Definition of Variance Analysis
In accounting, a variance is defined as the difference between the expected amount and the actual amount of costs or revenues. Variance analysis uses this standard or expected amount versus the actual amount to judge performance. The analysis includes an explanation of the difference between actual and expected figures as well as an evaluation as to why the variance may have occurred. The purpose of this detailed information is to assist managers in determining what may have gone right or wrong and to help in future decision-making.
A variance can be put into the favorable category when the results are better than expected. This means that revenues were more than the expected amount or costs were below the budgeted amount. In accounting practice, a favorable variance is shown by noting a letter F in parenthesis on the reports. A favorable variance might earn a bonus for a manger, or perhaps a move up the corporate ladder.
In contrast, the variance can be judged as unfavorable if the results are worse than expected. If the revenues were below expectations or the costs were higher than standard, the variance would be termed unfavorable or adverse. This would be denoted on the reports with the letter A or U, usually in parenthesis. Consistently creating an unfavorable variance might result in a manger being reprimanded or losing their job. However, the analysis is typically used to help mangers prevent a negative situation from recurring by providing information about what went wrong.
Variance analysis is commonly used in several aspects of business accounting. One of the most common is in the purchase of manufacturing materials. The variance is the price paid for the materials less the expected cost and then multiplied by the actual number of units used in the process. Another commonly seen usage is the selling price variance or the actual sales price minus expected, times the number of units. The analysis is also used with overhead and labor spending and efficiency.

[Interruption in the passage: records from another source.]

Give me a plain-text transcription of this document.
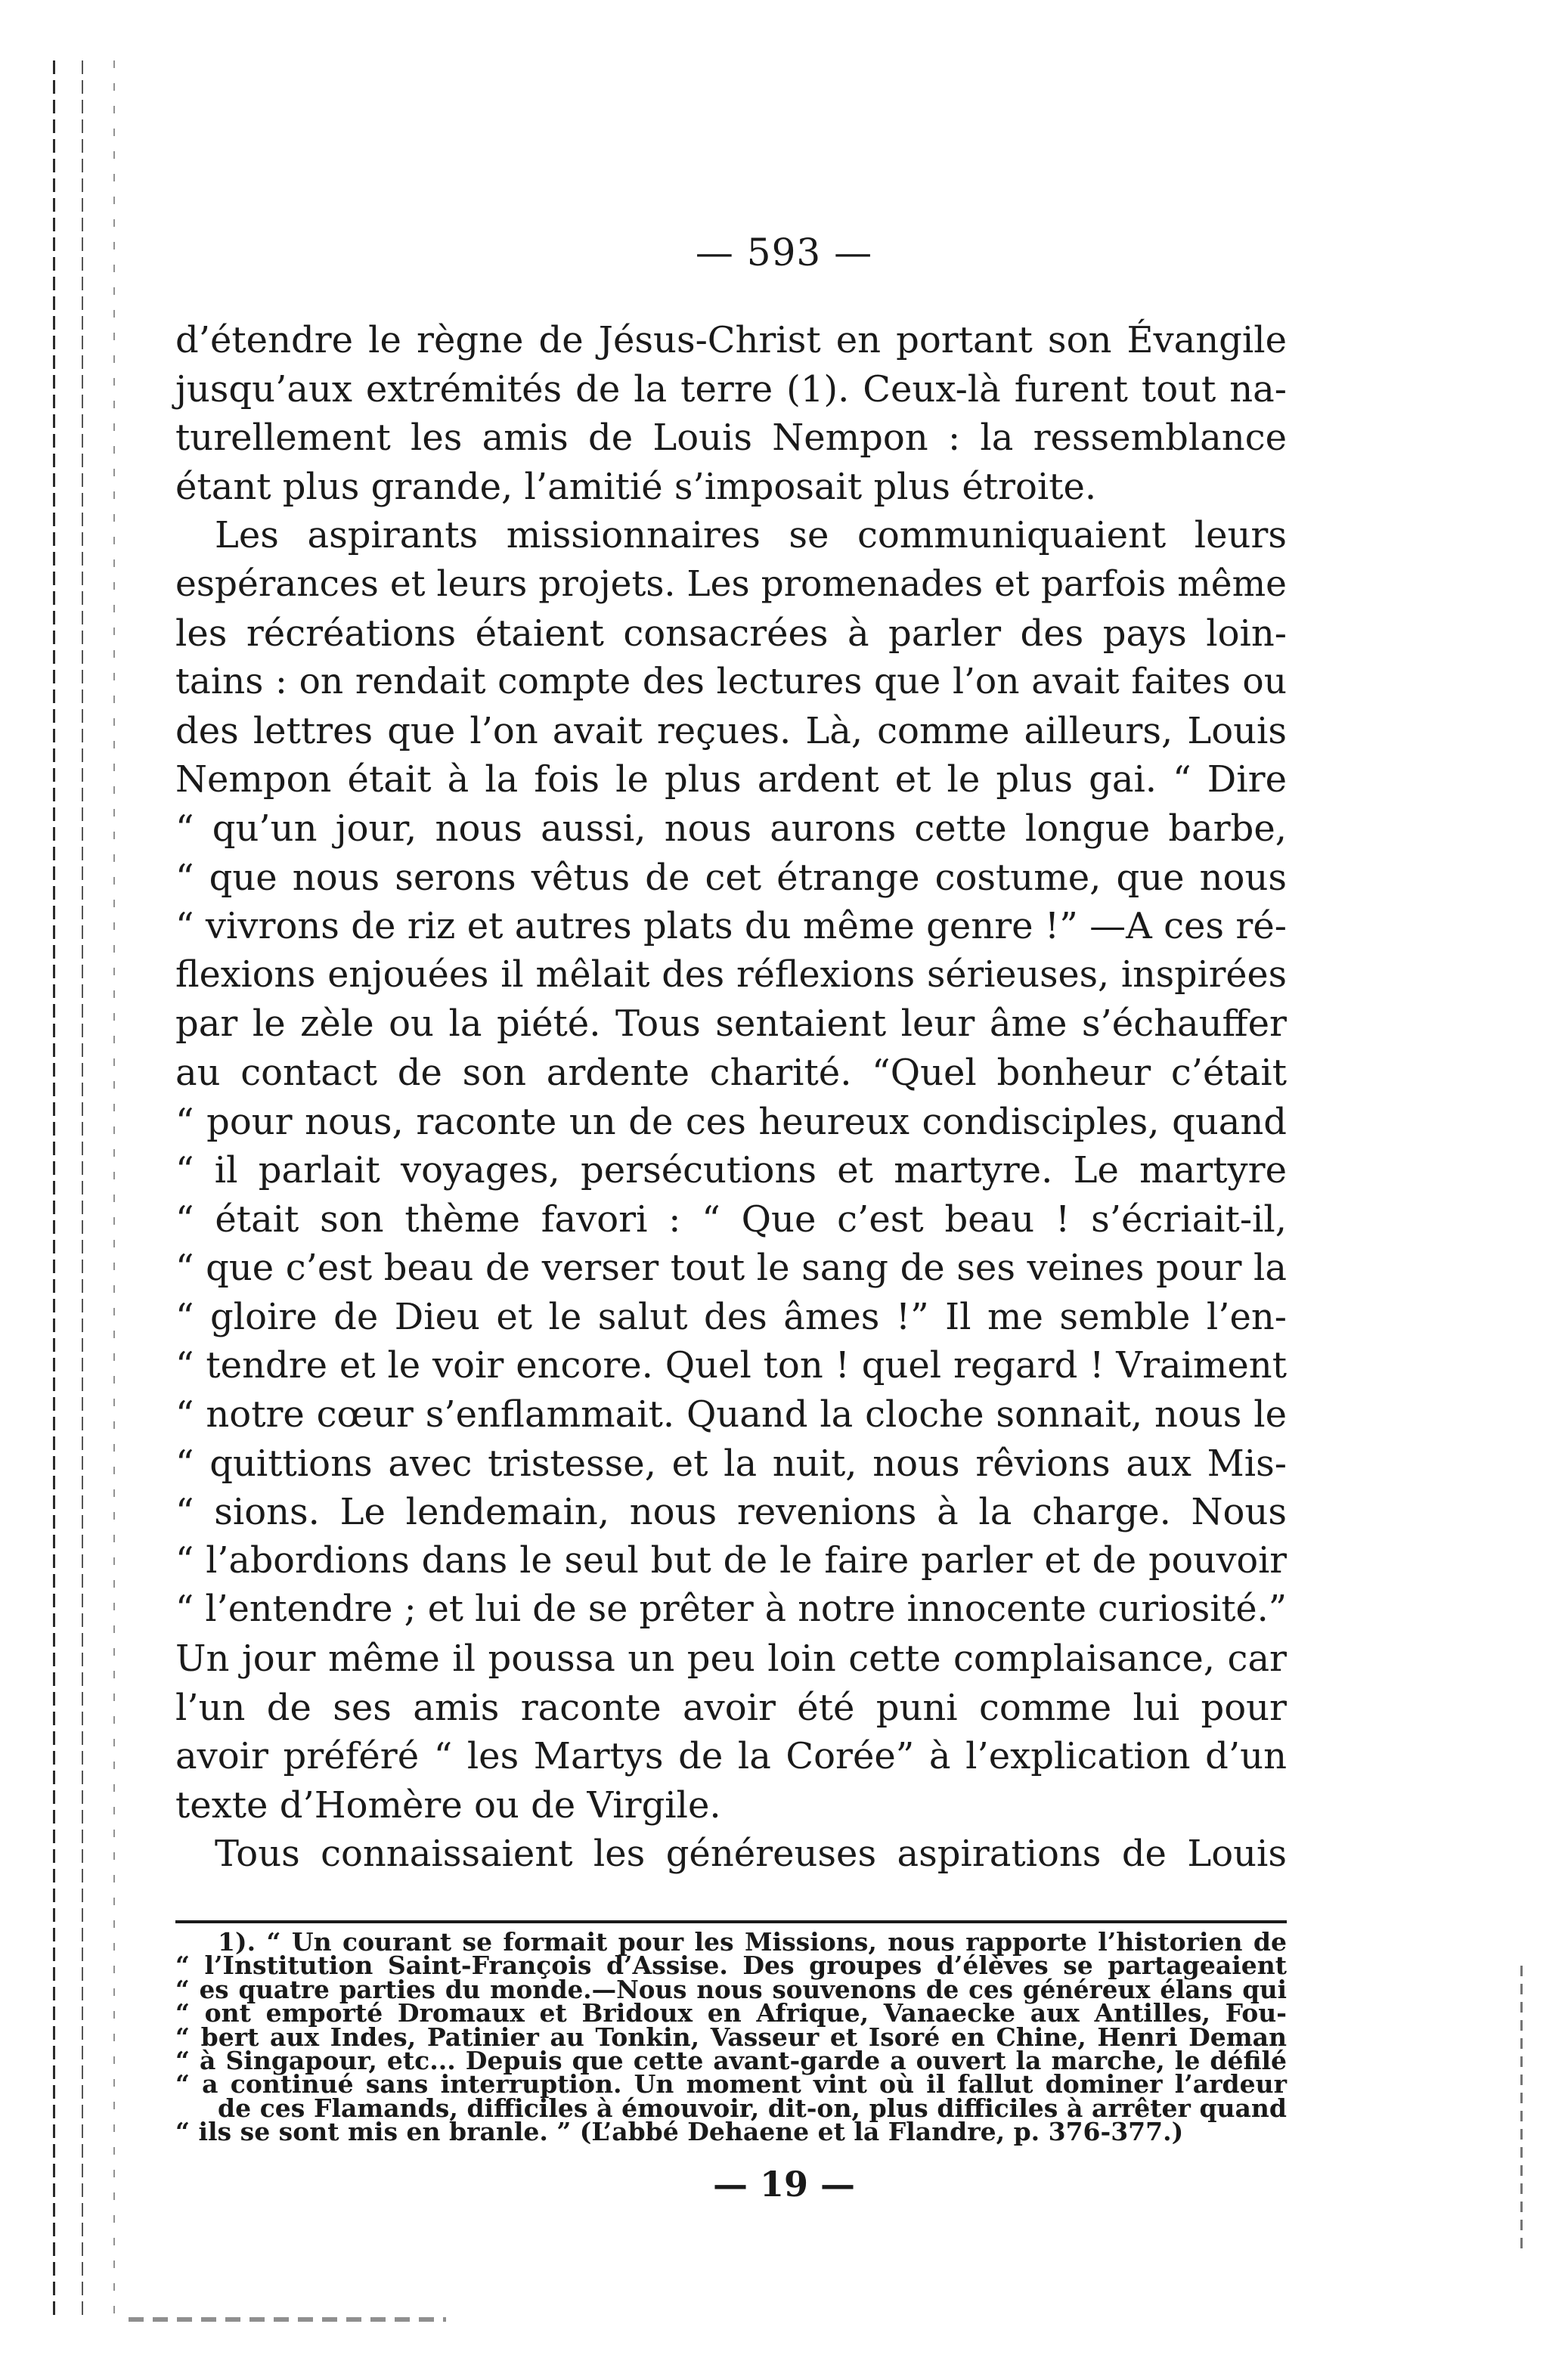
— 593 —
d’étendre le règne de Jésus-Christ en portant son Évangile
jusqu’aux extrémités de la terre (1). Ceux-là furent tout na-
turellement les amis de Louis Nempon : la ressemblance
étant plus grande, l’amitié s’imposait plus étroite.
Les aspirants missionnaires se communiquaient leurs
espérances et leurs projets. Les promenades et parfois même
les récréations étaient consacrées à parler des pays loin-
tains : on rendait compte des lectures que l’on avait faites ou
des lettres que l’on avait reçues. Là, comme ailleurs, Louis
Nempon était à la fois le plus ardent et le plus gai. “ Dire
“ qu’un jour, nous aussi, nous aurons cette longue barbe,
“ que nous serons vêtus de cet étrange costume, que nous
“ vivrons de riz et autres plats du même genre !” —A ces ré-
flexions enjouées il mêlait des réflexions sérieuses, inspirées
par le zèle ou la piété. Tous sentaient leur âme s’échauffer
au contact de son ardente charité. “Quel bonheur c’était
“ pour nous, raconte un de ces heureux condisciples, quand
“ il parlait voyages, persécutions et martyre. Le martyre
“ était son thème favori : “ Que c’est beau ! s’écriait-il,
“ que c’est beau de verser tout le sang de ses veines pour la
“ gloire de Dieu et le salut des âmes !” Il me semble l’en-
“ tendre et le voir encore. Quel ton ! quel regard ! Vraiment
“ notre cœur s’enflammait. Quand la cloche sonnait, nous le
“ quittions avec tristesse, et la nuit, nous rêvions aux Mis-
“ sions. Le lendemain, nous revenions à la charge. Nous
“ l’abordions dans le seul but de le faire parler et de pouvoir
“ l’entendre ; et lui de se prêter à notre innocente curiosité.”
Un jour même il poussa un peu loin cette complaisance, car
l’un de ses amis raconte avoir été puni comme lui pour
avoir préféré “ les Martys de la Corée” à l’explication d’un
texte d’Homère ou de Virgile.
Tous connaissaient les généreuses aspirations de Louis
1). “ Un courant se formait pour les Missions, nous rapporte l’historien de
“ l’Institution Saint-François d’Assise. Des groupes d’élèves se partageaient
“ es quatre parties du monde.—Nous nous souvenons de ces généreux élans qui
“ ont emporté Dromaux et Bridoux en Afrique, Vanaecke aux Antilles, Fou-
“ bert aux Indes, Patinier au Tonkin, Vasseur et Isoré en Chine, Henri Deman
“ à Singapour, etc... Depuis que cette avant-garde a ouvert la marche, le défilé
“ a continué sans interruption. Un moment vint où il fallut dominer l’ardeur
de ces Flamands, difficiles à émouvoir, dit-on, plus difficiles à arrêter quand
“ ils se sont mis en branle. ” (L’abbé Dehaene et la Flandre, p. 376-377.)
— 19 —
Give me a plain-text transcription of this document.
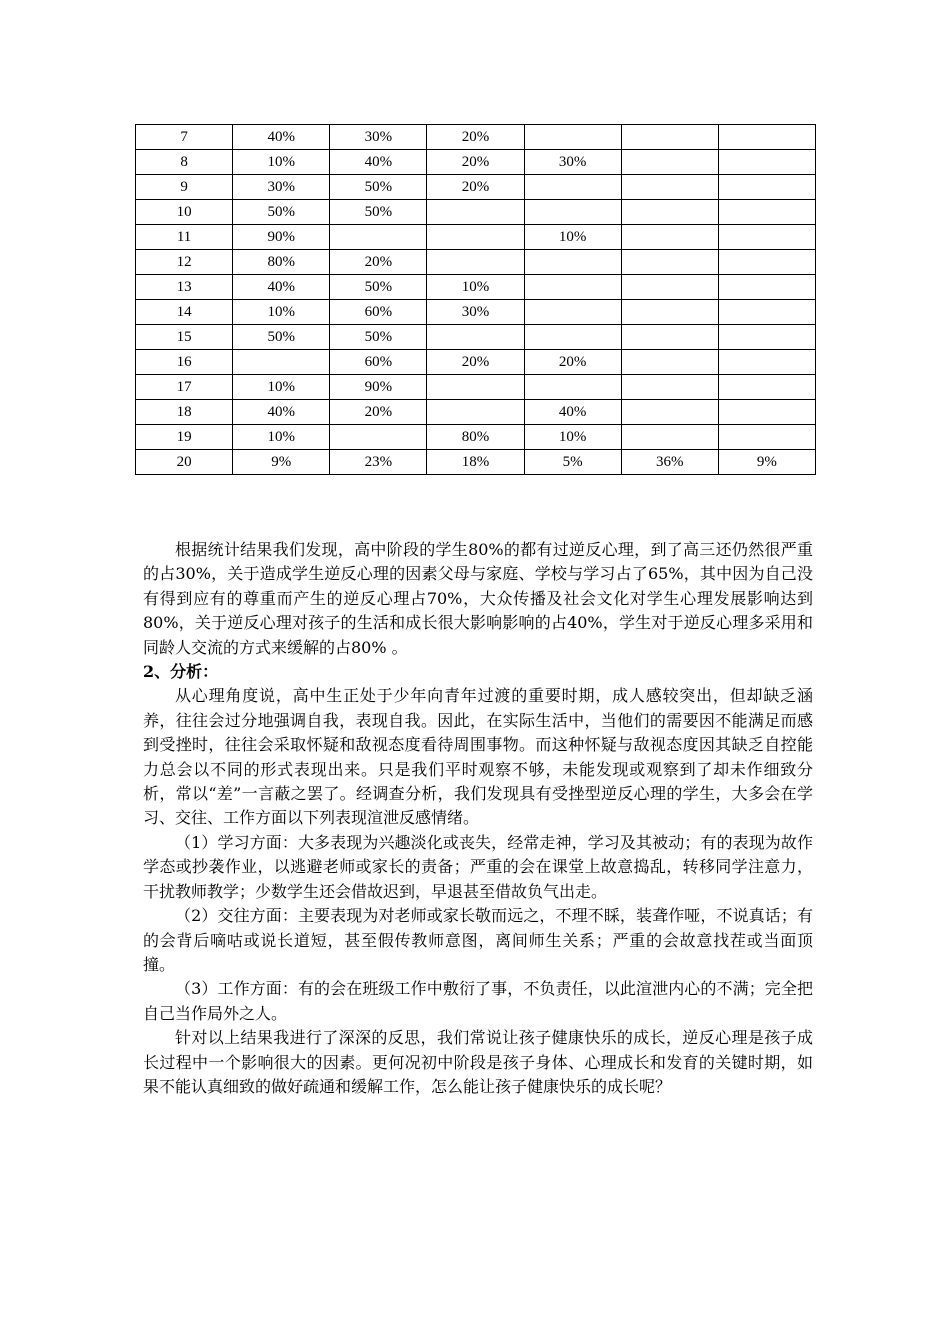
7	40%	30%	20%			
8	10%	40%	20%	30%		
9	30%	50%	20%			
10	50%	50%				
11	90%			10%		
12	80%	20%				
13	40%	50%	10%			
14	10%	60%	30%			
15	50%	50%				
16		60%	20%	20%		
17	10%	90%				
18	40%	20%		40%		
19	10%		80%	10%		
20	9%	23%	18%	5%	36%	9%

根据统计结果我们发现，高中阶段的学生80%的都有过逆反心理，到了高三还仍然很严重的占30%，关于造成学生逆反心理的因素父母与家庭、学校与学习占了65%，其中因为自己没有得到应有的尊重而产生的逆反心理占70%，大众传播及社会文化对学生心理发展影响达到80%，关于逆反心理对孩子的生活和成长很大影响影响的占40%，学生对于逆反心理多采用和同龄人交流的方式来缓解的占80% 。

2、分析：

从心理角度说，高中生正处于少年向青年过渡的重要时期，成人感较突出，但却缺乏涵养，往往会过分地强调自我，表现自我。因此，在实际生活中，当他们的需要因不能满足而感到受挫时，往往会采取怀疑和敌视态度看待周围事物。而这种怀疑与敌视态度因其缺乏自控能力总会以不同的形式表现出来。只是我们平时观察不够，未能发现或观察到了却未作细致分析，常以“差”一言蔽之罢了。经调查分析，我们发现具有受挫型逆反心理的学生，大多会在学习、交往、工作方面以下列表现渲泄反感情绪。

（1）学习方面：大多表现为兴趣淡化或丧失，经常走神，学习及其被动；有的表现为故作学态或抄袭作业，以逃避老师或家长的责备；严重的会在课堂上故意捣乱，转移同学注意力，干扰教师教学；少数学生还会借故迟到，早退甚至借故负气出走。

（2）交往方面：主要表现为对老师或家长敬而远之，不理不睬，装聋作哑，不说真话；有的会背后嘀咕或说长道短，甚至假传教师意图，离间师生关系；严重的会故意找茬或当面顶撞。

（3）工作方面：有的会在班级工作中敷衍了事，不负责任，以此渲泄内心的不满；完全把自己当作局外之人。

针对以上结果我进行了深深的反思，我们常说让孩子健康快乐的成长，逆反心理是孩子成长过程中一个影响很大的因素。更何况初中阶段是孩子身体、心理成长和发育的关键时期，如果不能认真细致的做好疏通和缓解工作，怎么能让孩子健康快乐的成长呢？
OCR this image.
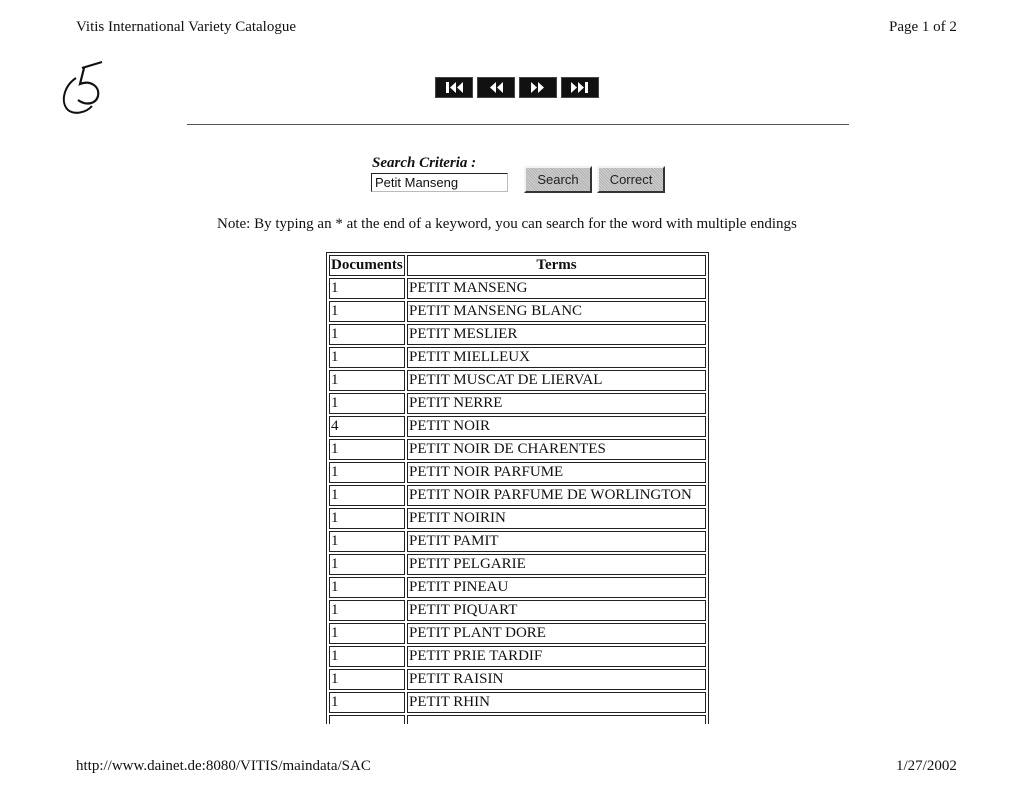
Vitis International Variety Catalogue	Page 1 of 2
Search Criteria :
Petit Manseng
Search	Correct
Note: By typing an * at the end of a keyword, you can search for the word with multiple endings
Documents	Terms
1	PETIT MANSENG
1	PETIT MANSENG BLANC
1	PETIT MESLIER
1	PETIT MIELLEUX
1	PETIT MUSCAT DE LIERVAL
1	PETIT NERRE
4	PETIT NOIR
1	PETIT NOIR DE CHARENTES
1	PETIT NOIR PARFUME
1	PETIT NOIR PARFUME DE WORLINGTON
1	PETIT NOIRIN
1	PETIT PAMIT
1	PETIT PELGARIE
1	PETIT PINEAU
1	PETIT PIQUART
1	PETIT PLANT DORE
1	PETIT PRIE TARDIF
1	PETIT RAISIN
1	PETIT RHIN

http://www.dainet.de:8080/VITIS/maindata/SAC	1/27/2002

Not all companies utilize variance analysis in their managerial process. There are several reasons for this, one of which is that it can be quite complex for the accountants to process all of the information necessary to discover why there may have been a problem or benefit that caused the variance. In addition, the variance is not calculated until the end of the accounting period, when the information gleaned from the analysis may be too late to assist managers with their decision-making. Finally, the standard figures used to calculate the variance may not be as accurate as the actual figures, thus the analysis may have little usefulness.
Other Types of Analysis
The companies that choose not to use variance may perform horizontal or vertical analysis instead. Horizontal analysis is practiced by comparing results over time rather than comparing actual results to be expected as with variance. For example, revenues can be compared between the first and second quarter of the fiscal year to see how they have changed. Vertical analysis is practiced by assigning percentages to items on the profit and loss statements and balance sheet depending on how much they contribute to the bottom line. These percentages can be compared over time as well.
Businesses sometimes will experience a positive variance offset by a negative variance. For example sales may improve due to an increase in staffing, resulting in a favorable sales variance combined with an unfavorable labor cost variance. Thus in the end, the total variance would balance out.